Mi sono seduta, come sempre, di fronte a lui; anch’io ero vestita
di seta e, alzando le braccia per ravviarmi il nodo dei capelli, mi
specchiavo nell’espressione del suo viso e mi vedevo bella.
Ho detto che non potevo rimanere a lungo; lui ha risposto che
non aveva importanza, da quando avevamo deciso che saremmo
partiti insieme era sempre felice, e il tempo sembrava aver
assunto una misura diversa, tutta di fantasia. Mi sorrideva
dicendo: «Ti amo». Io, guardandolo fisso, mormoravo: «Ti amo».
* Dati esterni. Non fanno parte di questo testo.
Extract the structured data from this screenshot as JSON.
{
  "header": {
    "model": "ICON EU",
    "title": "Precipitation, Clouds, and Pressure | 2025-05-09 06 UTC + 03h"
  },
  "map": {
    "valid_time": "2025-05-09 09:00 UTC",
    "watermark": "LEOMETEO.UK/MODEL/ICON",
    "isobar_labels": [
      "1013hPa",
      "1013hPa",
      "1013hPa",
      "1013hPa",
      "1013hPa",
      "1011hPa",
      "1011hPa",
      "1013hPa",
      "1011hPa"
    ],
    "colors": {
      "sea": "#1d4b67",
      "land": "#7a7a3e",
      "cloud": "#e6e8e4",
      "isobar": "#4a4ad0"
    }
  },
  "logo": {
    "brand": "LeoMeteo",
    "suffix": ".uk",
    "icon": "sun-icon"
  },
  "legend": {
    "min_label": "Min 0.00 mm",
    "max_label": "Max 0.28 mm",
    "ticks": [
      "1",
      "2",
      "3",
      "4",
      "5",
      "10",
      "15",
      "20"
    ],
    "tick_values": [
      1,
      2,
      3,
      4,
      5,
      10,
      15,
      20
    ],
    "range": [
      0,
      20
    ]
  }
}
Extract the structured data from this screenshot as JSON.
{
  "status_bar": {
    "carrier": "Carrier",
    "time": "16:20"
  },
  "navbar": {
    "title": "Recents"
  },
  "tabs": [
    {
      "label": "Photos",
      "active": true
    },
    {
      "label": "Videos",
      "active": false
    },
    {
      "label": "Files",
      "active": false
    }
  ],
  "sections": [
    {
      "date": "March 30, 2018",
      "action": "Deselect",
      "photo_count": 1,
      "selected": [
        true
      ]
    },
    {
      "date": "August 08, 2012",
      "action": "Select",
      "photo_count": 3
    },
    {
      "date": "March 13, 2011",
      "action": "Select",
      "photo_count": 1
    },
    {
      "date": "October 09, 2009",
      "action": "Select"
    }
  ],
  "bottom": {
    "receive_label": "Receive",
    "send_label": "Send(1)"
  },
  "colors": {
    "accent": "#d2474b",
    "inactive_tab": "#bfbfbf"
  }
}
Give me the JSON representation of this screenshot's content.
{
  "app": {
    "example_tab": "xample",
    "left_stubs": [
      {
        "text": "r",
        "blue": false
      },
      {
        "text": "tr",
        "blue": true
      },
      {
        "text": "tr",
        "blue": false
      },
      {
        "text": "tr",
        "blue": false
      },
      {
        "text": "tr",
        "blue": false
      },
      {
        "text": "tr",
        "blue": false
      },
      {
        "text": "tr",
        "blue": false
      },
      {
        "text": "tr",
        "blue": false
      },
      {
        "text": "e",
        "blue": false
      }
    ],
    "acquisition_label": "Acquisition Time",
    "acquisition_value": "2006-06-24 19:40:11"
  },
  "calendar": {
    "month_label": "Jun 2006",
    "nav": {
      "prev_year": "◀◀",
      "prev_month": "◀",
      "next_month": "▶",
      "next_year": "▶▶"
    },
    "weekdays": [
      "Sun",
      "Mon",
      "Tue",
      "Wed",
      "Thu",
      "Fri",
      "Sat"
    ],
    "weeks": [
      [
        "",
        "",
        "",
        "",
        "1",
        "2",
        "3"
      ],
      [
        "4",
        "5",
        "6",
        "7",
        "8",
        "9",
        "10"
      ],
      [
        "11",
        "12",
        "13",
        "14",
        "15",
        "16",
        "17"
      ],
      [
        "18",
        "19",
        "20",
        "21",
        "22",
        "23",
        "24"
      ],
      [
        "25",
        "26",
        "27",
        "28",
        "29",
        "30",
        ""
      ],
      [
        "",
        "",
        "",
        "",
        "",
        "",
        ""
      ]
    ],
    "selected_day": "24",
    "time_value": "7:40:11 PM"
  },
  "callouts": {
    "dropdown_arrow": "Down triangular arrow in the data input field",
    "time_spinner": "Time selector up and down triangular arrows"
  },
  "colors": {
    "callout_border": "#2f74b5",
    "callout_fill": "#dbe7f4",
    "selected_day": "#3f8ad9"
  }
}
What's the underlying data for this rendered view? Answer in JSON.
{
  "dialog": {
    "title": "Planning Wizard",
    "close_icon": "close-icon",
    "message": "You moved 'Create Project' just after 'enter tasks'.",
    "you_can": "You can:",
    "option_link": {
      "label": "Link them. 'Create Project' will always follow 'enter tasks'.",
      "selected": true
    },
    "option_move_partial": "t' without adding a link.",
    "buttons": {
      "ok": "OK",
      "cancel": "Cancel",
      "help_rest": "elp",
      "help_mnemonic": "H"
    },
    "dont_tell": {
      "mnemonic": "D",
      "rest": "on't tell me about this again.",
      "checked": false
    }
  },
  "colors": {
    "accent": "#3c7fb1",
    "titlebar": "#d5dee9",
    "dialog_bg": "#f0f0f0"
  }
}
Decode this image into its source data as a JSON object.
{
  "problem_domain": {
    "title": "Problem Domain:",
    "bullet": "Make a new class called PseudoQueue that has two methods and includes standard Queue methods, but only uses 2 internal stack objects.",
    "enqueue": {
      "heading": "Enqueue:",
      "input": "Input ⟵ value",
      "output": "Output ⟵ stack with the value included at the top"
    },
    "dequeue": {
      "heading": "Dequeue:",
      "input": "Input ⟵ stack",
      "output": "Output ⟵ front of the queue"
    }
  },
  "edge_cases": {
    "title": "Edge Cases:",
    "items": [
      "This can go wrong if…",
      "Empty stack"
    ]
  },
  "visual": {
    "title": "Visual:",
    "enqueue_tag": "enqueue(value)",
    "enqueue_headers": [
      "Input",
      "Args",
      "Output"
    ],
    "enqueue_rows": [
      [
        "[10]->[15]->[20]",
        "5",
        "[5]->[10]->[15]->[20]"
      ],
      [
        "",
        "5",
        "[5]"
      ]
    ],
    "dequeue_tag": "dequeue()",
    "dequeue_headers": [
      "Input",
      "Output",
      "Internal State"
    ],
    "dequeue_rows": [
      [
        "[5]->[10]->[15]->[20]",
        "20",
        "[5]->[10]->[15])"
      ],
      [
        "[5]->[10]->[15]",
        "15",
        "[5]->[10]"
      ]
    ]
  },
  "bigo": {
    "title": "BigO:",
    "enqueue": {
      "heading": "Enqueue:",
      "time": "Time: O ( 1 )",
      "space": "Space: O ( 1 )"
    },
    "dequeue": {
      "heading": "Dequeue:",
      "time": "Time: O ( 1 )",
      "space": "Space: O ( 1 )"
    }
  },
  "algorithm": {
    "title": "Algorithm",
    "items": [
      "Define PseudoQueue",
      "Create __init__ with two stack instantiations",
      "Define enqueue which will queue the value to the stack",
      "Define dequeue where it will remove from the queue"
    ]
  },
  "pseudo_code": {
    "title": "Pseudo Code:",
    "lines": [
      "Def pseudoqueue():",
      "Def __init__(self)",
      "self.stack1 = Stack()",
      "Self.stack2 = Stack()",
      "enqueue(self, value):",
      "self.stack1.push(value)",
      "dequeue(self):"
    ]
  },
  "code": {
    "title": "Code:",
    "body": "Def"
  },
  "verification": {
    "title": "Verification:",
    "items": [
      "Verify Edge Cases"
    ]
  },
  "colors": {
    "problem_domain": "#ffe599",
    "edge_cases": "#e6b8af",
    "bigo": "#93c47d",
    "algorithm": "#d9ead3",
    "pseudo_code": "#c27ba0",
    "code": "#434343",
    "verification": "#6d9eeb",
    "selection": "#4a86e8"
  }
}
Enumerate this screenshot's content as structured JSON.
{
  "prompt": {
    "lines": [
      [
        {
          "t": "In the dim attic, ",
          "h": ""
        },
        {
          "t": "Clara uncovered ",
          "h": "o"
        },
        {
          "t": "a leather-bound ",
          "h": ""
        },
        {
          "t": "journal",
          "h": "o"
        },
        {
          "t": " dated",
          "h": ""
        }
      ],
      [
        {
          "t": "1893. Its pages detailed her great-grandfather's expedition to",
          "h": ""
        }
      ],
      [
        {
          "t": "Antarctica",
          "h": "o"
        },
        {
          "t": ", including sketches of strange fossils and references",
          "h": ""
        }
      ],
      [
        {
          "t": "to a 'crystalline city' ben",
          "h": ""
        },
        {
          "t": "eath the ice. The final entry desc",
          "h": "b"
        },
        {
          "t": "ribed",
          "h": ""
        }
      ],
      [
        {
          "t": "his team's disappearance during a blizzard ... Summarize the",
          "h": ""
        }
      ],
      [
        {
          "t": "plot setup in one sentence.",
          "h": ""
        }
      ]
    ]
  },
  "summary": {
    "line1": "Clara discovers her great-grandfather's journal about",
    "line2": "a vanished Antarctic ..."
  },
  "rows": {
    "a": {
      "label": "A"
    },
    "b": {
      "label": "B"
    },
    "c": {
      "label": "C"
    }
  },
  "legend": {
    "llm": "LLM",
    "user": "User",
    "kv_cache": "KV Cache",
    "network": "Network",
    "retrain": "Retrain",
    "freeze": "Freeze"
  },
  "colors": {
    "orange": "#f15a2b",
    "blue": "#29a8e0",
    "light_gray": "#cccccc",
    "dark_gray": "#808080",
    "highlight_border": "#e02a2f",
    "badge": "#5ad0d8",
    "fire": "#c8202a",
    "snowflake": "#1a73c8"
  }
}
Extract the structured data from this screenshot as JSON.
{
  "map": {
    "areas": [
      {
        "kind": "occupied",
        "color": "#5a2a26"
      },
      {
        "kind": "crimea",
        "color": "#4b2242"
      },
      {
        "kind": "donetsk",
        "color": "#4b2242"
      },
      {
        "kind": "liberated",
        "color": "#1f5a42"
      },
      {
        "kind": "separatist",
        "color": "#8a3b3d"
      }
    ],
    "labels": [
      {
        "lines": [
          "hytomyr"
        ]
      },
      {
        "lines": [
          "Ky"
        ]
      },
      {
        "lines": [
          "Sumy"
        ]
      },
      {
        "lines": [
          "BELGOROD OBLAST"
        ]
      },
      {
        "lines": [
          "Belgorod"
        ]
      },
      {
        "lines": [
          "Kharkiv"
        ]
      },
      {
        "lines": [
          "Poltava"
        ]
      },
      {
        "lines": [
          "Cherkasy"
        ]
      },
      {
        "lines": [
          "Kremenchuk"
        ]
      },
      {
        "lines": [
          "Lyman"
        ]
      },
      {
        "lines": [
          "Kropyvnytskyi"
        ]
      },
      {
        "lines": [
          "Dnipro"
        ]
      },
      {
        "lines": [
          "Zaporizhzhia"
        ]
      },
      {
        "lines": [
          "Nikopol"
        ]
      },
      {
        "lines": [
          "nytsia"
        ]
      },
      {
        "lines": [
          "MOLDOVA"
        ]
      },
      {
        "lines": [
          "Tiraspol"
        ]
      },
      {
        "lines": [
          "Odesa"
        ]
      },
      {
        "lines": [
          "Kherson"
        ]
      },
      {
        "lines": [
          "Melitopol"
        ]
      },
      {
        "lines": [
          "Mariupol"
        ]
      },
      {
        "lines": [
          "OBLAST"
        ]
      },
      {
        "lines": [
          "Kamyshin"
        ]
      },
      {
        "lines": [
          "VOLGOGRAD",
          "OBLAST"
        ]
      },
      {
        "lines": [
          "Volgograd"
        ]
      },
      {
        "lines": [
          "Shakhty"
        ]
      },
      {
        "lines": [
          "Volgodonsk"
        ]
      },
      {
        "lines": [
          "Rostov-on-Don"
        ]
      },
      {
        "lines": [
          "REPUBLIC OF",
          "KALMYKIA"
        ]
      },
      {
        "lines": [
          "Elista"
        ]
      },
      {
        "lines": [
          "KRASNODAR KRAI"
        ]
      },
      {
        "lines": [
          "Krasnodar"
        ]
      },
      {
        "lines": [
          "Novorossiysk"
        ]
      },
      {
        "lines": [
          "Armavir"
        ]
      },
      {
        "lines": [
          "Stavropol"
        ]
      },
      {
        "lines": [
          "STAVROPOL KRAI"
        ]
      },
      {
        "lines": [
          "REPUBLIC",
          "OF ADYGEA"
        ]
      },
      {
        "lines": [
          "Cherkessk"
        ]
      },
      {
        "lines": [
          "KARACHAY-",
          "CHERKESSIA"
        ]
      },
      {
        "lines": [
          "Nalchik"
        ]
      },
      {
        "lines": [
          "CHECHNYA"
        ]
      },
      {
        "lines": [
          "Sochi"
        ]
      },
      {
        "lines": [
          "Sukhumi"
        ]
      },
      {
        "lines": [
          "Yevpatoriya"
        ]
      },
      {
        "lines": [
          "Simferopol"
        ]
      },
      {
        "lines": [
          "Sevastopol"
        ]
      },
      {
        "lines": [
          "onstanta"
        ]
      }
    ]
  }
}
Era la prima volta che lo dicevo ed egli, illuminandosi, mi ha teso
la sua grande mano aperta attraverso lo spazio della scrivania,
tra le carte. Io vi ho posto la mia. Siamo rimasti così, per un
lungo momento. Non potevo staccare gli occhi dal suo viso e in
me tutto era un bene che doleva. «Lo sai, vero, Guido, che non
partiremo mai?» gli ho domandato. Egli è rimasto immobile,
interrogandomi con uno sguardo disperato, poi ha detto molte
parole che non ricordo, forse perché mi stordivo in un continuo
scrollare della testa. «Saremmo anche lì in prigione» ho replicato
«come lo siamo qui, o nella tua macchina, o nel caffè quando ci
guardiamo attorno. Dietro sbarre che non possiamo abbattere
perché non sono fuori di noi, ma in noi stessi. Non potrei
rassegnarmi alle piccole bugie, ai sotterfugi.